Until around 2004, the station was listed as Winchester Street to avoid confusion with Summit Avenue stop on the B branch. The B branch stop was closed as part of a pilot program in April 2004 (after which the C branch stop became Summit Avenue) and permanently closed the following March.

Track work in 2018–19, which included replacement of platform edges at several stops, triggered requirements for accessibility modifications at those stops. Design work for Summit Avenue and seven other C Branch stations was 15% complete by December 2022. Designs shown in February 2024 called for the platforms to be shifted eastward, with access from both Winchester Street and Summit Avenue. In May 2024, the Federal Transit Administration awarded the MBTA $67 million to construct accessible platforms at 14 B and C branch stops including Summit Avenue.

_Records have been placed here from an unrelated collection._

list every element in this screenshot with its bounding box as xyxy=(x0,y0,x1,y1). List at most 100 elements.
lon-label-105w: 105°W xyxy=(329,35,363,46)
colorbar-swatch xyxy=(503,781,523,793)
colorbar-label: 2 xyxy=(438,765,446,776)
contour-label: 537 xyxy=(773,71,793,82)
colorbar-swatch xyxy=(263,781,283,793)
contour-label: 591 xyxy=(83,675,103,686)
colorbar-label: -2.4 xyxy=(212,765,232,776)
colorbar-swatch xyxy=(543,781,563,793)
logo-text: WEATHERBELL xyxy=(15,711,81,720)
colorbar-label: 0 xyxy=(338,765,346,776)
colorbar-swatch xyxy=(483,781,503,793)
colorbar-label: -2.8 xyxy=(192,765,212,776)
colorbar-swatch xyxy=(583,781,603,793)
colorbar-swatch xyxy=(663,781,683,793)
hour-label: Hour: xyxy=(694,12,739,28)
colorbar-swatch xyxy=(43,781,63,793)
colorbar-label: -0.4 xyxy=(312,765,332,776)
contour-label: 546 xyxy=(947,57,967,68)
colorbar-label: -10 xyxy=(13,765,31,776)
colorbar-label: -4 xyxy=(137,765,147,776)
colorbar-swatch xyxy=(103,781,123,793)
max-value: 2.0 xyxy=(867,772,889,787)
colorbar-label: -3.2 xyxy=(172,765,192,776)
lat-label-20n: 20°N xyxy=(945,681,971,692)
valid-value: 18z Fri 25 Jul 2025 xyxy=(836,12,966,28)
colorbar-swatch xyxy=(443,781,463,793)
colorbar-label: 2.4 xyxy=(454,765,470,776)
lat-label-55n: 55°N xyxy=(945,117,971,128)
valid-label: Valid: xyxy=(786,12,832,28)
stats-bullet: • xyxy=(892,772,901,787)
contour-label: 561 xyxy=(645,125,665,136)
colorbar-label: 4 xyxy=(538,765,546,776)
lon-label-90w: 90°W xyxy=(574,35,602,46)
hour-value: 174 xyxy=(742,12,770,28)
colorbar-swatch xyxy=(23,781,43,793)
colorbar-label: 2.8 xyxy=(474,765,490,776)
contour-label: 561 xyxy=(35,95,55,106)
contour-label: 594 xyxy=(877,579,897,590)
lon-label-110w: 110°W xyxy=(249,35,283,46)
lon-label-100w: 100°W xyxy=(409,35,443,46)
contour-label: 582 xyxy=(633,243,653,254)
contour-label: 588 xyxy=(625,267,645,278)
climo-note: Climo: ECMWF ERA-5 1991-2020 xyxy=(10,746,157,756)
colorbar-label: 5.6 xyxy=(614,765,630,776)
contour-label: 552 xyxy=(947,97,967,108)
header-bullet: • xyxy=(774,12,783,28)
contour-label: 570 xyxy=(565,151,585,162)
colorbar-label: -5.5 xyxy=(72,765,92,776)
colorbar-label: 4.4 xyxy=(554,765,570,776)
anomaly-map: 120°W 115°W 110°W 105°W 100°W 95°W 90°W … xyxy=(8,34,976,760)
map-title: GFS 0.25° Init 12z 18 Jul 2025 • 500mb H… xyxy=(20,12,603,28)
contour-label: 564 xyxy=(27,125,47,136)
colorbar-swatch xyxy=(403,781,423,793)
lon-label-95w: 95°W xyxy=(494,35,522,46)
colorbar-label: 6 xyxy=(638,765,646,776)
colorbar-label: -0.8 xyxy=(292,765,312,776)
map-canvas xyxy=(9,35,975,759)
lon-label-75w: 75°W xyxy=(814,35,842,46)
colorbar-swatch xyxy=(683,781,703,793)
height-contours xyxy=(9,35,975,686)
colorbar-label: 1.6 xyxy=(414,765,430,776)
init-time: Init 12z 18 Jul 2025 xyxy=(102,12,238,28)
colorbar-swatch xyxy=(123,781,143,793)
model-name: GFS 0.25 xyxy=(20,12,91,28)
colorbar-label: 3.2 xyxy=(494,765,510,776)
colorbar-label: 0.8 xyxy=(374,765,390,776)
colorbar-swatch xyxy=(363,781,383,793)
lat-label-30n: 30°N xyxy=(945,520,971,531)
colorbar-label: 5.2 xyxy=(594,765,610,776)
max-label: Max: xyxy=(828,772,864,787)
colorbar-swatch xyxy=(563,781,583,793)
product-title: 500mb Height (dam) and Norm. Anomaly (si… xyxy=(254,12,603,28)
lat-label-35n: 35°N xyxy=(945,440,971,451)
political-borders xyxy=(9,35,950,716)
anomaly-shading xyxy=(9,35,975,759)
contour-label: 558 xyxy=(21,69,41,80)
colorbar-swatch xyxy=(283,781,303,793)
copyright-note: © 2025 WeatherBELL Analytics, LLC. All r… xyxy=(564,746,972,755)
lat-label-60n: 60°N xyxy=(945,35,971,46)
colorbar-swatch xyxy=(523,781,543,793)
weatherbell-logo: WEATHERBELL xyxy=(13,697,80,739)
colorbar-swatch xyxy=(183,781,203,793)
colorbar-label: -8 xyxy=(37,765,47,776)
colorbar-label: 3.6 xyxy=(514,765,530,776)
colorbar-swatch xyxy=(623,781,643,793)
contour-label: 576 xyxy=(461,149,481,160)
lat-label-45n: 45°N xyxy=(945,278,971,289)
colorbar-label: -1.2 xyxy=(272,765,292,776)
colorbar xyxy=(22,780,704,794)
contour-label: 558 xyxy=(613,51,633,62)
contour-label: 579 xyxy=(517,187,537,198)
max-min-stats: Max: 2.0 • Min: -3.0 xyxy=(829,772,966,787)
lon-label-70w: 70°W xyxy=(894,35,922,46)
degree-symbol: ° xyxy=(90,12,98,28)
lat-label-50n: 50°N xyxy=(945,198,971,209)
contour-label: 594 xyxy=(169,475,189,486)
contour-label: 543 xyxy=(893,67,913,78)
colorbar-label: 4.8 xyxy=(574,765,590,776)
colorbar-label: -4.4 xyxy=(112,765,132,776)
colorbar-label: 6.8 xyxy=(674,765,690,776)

The MBTA awarded a $41.9 million design-build contract in April 2025. Designs shown in February 2026 called for the platforms to be shifted westward, with access from both Marion Street and Summit Avenue. By March 2026, preliminary construction work was expected to take place in April and May 2026, followed by main construction from July to September 2026. Construction began during a shutdown of the C Branch on May 6–17, 2026. The outbound platform at Summit Avenue was closed from July 20–August 7, 2026, for reconstruction, followed by a closure of the whole branch from August 8–16.